Bütün insanlara baktım herkes fazla neşeliydi.Belki de onlar da kapılarının önünde yavru bir köpek yavrusu bulmuşlardır.Herkes alışveriş yapıyor koşuyor eğleniyor ve çakma cadılara fal baktırıyorlardı.Fal baktıran insanlara baktım istediklerini duydukları için fazla mutlulardı.Ve kendime birden falcıya doğru yürürken buldum.Belki de iyi şeyler duymaya ihtiyacım vardı.Çakma cadı yaşlı ve zenci bir kadındı.Kafasına bone gibi bir şey bağlamıştı.Garip bir şekilde bende gerçek bir cadı olduğu izlenimi uyandırmıştı.Fal baktığı masaya doğru yaklaştım

“Hey merhaba” dedim gülümseyerek ve karşısına oturdum.Kadın beni görünce fazla gerilmişti.Sanki görmemesi gereken birini görmüş gibiydi.

“Merhaba efendim.Ellerinizi uzatın lütfen.” Dedi ve yüzüme bakmıyordu.Ellerime ona uzattım.Uzun bir süre baktı ve hiçbir şey söyemedi.Bu kadar zor olmasa gerek.Alt tarafı hayatının aşkını bulucaksın ve hayatın boyunca mutlu olacaksın demek bu kadar zor olmamalıydı.Hiç bir şey söylemeden masadan kalktı ve yürümeye başladı.Bu neydi şimdi?Arkasından koşar adım yürüdüm ve kolunu tuttum.

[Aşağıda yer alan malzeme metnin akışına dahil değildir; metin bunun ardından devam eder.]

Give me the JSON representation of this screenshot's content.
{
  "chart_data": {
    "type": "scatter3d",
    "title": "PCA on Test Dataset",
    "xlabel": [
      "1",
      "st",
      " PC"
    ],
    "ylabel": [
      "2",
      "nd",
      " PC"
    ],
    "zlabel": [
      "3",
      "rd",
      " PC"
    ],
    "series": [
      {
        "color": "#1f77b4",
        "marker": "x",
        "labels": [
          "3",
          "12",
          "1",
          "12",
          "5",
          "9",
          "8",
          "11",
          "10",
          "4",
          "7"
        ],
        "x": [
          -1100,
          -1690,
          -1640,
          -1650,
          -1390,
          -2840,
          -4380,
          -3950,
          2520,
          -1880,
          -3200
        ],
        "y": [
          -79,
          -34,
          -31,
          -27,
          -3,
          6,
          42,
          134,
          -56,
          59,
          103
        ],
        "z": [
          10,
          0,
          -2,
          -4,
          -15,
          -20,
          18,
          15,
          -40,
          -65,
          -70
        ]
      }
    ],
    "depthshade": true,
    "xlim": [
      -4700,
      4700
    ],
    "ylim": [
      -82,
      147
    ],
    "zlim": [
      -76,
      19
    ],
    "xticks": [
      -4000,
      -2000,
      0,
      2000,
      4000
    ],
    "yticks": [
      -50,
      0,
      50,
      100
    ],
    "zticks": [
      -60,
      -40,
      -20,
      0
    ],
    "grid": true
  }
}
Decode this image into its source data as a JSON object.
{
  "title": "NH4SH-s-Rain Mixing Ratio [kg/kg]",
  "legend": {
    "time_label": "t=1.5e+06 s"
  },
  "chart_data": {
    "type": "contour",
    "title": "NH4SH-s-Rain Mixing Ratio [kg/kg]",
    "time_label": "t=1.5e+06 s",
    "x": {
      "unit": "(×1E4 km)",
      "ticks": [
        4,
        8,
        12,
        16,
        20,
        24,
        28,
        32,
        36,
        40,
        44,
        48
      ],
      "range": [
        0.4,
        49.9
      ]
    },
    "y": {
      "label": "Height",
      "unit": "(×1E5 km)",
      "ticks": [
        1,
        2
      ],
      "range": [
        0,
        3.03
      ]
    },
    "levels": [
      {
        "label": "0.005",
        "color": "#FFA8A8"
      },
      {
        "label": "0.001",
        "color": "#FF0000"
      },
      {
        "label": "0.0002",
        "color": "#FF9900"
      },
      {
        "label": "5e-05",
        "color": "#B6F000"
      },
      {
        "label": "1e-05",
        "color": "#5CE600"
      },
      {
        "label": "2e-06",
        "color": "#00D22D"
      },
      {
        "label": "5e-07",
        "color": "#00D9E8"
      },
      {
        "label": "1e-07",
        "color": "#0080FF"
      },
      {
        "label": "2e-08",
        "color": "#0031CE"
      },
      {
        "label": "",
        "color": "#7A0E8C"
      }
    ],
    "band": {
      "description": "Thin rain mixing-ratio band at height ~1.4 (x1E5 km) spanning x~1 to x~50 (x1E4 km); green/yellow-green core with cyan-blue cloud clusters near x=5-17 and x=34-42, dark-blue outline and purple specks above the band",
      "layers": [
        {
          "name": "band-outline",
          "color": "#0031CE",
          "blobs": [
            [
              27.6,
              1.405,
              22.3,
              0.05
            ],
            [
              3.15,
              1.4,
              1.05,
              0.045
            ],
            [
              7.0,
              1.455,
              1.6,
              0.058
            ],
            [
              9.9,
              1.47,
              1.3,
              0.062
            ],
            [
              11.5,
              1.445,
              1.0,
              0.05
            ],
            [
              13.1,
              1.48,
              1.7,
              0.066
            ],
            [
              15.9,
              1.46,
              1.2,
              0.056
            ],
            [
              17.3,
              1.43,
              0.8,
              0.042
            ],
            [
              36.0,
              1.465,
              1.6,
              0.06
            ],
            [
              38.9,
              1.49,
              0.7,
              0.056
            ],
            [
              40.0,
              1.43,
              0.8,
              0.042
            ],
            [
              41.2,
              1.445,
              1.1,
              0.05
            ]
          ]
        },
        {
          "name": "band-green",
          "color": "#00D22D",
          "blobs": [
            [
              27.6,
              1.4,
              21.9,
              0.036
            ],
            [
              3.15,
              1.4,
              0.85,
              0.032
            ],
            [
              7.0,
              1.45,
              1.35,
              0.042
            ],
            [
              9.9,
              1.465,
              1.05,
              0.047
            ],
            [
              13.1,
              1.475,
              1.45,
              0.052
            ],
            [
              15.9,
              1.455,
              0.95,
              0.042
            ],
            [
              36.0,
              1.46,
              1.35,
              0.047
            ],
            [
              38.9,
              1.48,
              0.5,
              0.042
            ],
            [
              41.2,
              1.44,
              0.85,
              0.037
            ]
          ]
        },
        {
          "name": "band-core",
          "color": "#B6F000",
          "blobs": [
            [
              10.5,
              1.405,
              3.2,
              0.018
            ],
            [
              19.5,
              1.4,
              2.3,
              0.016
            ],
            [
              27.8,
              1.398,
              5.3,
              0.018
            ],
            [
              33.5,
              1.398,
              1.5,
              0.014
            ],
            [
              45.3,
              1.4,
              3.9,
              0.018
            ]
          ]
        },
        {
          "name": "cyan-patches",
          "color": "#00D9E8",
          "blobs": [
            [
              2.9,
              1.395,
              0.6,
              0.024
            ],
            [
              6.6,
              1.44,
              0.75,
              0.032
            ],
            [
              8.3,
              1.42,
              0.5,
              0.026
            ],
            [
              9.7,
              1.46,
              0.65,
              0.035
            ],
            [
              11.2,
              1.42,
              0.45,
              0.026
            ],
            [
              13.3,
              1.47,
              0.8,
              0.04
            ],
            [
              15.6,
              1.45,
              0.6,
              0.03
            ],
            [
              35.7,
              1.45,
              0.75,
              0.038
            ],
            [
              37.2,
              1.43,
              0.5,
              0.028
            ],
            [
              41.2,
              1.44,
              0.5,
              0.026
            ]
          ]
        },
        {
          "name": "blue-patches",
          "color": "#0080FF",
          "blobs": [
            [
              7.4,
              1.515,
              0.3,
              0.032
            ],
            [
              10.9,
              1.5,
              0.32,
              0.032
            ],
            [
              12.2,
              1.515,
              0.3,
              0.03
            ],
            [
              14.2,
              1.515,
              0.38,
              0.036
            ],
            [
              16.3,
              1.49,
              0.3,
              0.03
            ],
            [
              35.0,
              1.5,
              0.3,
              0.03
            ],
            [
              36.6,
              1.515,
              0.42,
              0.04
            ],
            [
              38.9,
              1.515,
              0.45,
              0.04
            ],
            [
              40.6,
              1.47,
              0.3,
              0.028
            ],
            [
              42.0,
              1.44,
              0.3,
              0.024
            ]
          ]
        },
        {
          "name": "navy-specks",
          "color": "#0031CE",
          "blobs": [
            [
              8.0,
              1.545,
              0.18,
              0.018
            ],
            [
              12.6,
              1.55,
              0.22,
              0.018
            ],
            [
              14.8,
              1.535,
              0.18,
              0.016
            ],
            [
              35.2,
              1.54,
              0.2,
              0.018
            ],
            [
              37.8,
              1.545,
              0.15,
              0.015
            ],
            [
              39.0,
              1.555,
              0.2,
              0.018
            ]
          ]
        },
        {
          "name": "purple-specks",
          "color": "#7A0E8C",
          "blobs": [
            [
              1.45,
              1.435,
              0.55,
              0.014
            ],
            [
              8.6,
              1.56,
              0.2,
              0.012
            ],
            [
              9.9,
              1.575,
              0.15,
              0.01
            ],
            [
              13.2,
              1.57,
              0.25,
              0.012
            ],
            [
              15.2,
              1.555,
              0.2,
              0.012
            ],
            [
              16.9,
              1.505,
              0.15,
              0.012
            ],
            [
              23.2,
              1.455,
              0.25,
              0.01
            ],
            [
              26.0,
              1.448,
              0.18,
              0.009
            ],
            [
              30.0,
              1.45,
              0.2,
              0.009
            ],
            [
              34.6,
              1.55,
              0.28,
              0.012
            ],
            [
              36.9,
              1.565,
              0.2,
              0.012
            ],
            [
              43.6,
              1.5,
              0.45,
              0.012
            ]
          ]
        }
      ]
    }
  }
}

“Bana duymak istediklerimi söylemen gerekmiyor mu.” Dedim anlamamış gibi bakarak.Gözlerini gözlerimin içine dikti.

“Pek duymak istediğin şeyler söyleyebileceğimi sanmıyorum tatlım.” Dedim soğuk bir tavırla

“Duymak istiyorum.Her ne olursa olsun.”Sinirlenmiştim.Kesinlikle böyle olacağını düşünmemiştim.

 Ölüm geliyor ve sen geçen sefer ki kadar şanslı olamayacksın Caroline.” Dedi transa geçmiş gibiydi.Peki benim ismimi nerden biliyordu.Geçen sefer ki kadar şanslı olamayacaksın ne demekti.Ben bu anlam kargaşalarıyla uğraşırken o çoktan kalabalığın arasına karışmıştı.